Du haut de sa vingtaine d’années, Jack (John Reardon) pénètre en catimini dans Camelot. Sûr de lui, fier de sa personne, il vole tout ce qui bouge et vivote au gré du vent. En rencontrant par hasard Merlin qui vient de sortir d’un long sommeil, tous deux ont des visions du Graal. Si cela paraît normal pour le magicien, ce n’est pas le cas du héros. Qui est-il ? Quels sont donc ses pouvoirs qu’il semble posséder ? Merlin s’interroge sur la question et décide de prendre le jeune homme sous son aile en dépit de ses récriminations. Le titre de la mini-série laisse augurer un apprentissage, un enseignement des rudiments de la sorcellerie, mais il n’en est rien. Non, l’ancien grand ami d’Arthur n’inculque que de rapides broutilles à Jack. À la place, le récit s’attarde sur des aventures sans queue ni tête où le personnage principal voyage au fil des régions, se dispute avec Brian travaillant pour le commandant d’armes et qui finalement se nomme Brianna (Meghan Ory – Once Upon a Time, Higher Ground), une femme déguisée en homme. Une relation romantique en filigrane s’instaure entre eux et leur alchimie se révèle aussi inexistante que leur charisme individuel. À noter que le père de Brianna est joué par David Nykl (Stargate Atlantis). Les atermoiements d’Yvonne, descendante directe de Gawain, usent plus que de raison. L’ambiance est nulle et la dimension tragique de naguère se doit d’être oubliée, le registre alternant entre un ton supposément humoristique et un sentimentalisme exacerbé. Les rebondissements, avec des méchants unilatéraux comme Rauskaug et des retournements de situation idiots et incohérents, ponctuent le reste. Merlin, toujours incarné par Sam Neill, n’est pas le héros de cette production indigente, le point de vue étant celui du falot Jack, et de toute manière, il n’a plus du tout l’étoffe d’un grand sorcier.

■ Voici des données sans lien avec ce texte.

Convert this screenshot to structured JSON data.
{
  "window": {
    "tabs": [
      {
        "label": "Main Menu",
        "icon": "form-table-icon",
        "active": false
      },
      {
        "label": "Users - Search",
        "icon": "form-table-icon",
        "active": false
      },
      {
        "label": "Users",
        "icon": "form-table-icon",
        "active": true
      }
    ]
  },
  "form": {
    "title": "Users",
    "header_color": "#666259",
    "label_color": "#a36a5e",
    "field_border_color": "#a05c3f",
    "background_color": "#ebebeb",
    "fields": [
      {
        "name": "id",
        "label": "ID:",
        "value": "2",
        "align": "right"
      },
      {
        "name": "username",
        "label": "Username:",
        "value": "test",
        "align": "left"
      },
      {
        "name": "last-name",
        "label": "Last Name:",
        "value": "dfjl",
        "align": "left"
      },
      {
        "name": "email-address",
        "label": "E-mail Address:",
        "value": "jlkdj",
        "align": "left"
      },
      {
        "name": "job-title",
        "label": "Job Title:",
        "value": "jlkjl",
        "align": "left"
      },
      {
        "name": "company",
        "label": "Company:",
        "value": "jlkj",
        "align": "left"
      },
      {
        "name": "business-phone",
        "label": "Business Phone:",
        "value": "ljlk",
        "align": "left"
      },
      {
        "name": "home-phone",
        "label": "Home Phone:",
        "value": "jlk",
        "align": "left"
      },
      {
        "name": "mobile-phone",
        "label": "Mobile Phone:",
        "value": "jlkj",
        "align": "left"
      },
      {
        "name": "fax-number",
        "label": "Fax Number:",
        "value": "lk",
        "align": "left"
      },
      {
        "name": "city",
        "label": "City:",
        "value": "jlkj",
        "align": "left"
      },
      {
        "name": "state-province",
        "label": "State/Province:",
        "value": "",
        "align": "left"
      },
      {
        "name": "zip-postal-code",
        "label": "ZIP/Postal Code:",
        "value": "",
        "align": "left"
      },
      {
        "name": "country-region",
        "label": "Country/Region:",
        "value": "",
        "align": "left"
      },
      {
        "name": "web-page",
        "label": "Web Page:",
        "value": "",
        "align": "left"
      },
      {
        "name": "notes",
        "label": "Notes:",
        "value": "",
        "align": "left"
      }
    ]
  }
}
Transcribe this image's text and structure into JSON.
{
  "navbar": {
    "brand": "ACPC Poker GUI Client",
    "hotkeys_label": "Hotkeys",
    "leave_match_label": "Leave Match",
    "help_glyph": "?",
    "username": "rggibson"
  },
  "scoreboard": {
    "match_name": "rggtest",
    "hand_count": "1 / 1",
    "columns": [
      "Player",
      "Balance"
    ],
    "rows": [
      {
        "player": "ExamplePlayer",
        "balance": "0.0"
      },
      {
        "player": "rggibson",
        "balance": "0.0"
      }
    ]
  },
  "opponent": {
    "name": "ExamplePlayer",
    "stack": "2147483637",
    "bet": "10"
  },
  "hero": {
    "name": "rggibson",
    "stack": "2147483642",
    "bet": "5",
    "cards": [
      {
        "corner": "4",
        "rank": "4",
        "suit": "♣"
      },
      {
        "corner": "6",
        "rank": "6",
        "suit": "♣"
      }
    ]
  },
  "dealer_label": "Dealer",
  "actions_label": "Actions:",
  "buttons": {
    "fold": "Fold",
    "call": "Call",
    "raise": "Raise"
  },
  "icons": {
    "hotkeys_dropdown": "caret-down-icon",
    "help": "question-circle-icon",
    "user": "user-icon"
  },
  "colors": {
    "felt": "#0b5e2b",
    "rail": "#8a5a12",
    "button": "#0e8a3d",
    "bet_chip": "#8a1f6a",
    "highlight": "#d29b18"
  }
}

Pour résumer, la mini-série Merlin’s Apprentice est censée s’inscrire dans la continuité des aventures précédentes, mais elle décide finalement de s’en écarter radicalement. Au lieu de favoriser la magie et l’inventivité, elle offre un récit de fantasy convenu très mal écrit, au rythme laborieux et où son protagoniste, un jeune freluquet extrêmement irritant, découvre ses pouvoirs et les secrets entourant son existence. Les deux épisodes se veulent ainsi assez pénibles à regarder surtout qu’outre une esthétique plutôt kitsch, ils ne cherchent aucunement à tirer profit de la richesse des légendes arthuriennes. Au contraire, les quelques éléments du canon sont transformés n’importe comment, quitte à horripiler les connaisseurs. Quant au reste, les poncifs se multiplient et l’ensemble ne dispose d’aucun argument apportant un semblant d’épaisseur à ses principales figures ou à son histoire préfabriquée. Interminable, clichée et ennuyante, les adjectifs ne manquent en revanche pas pour qualifier cette production à éviter.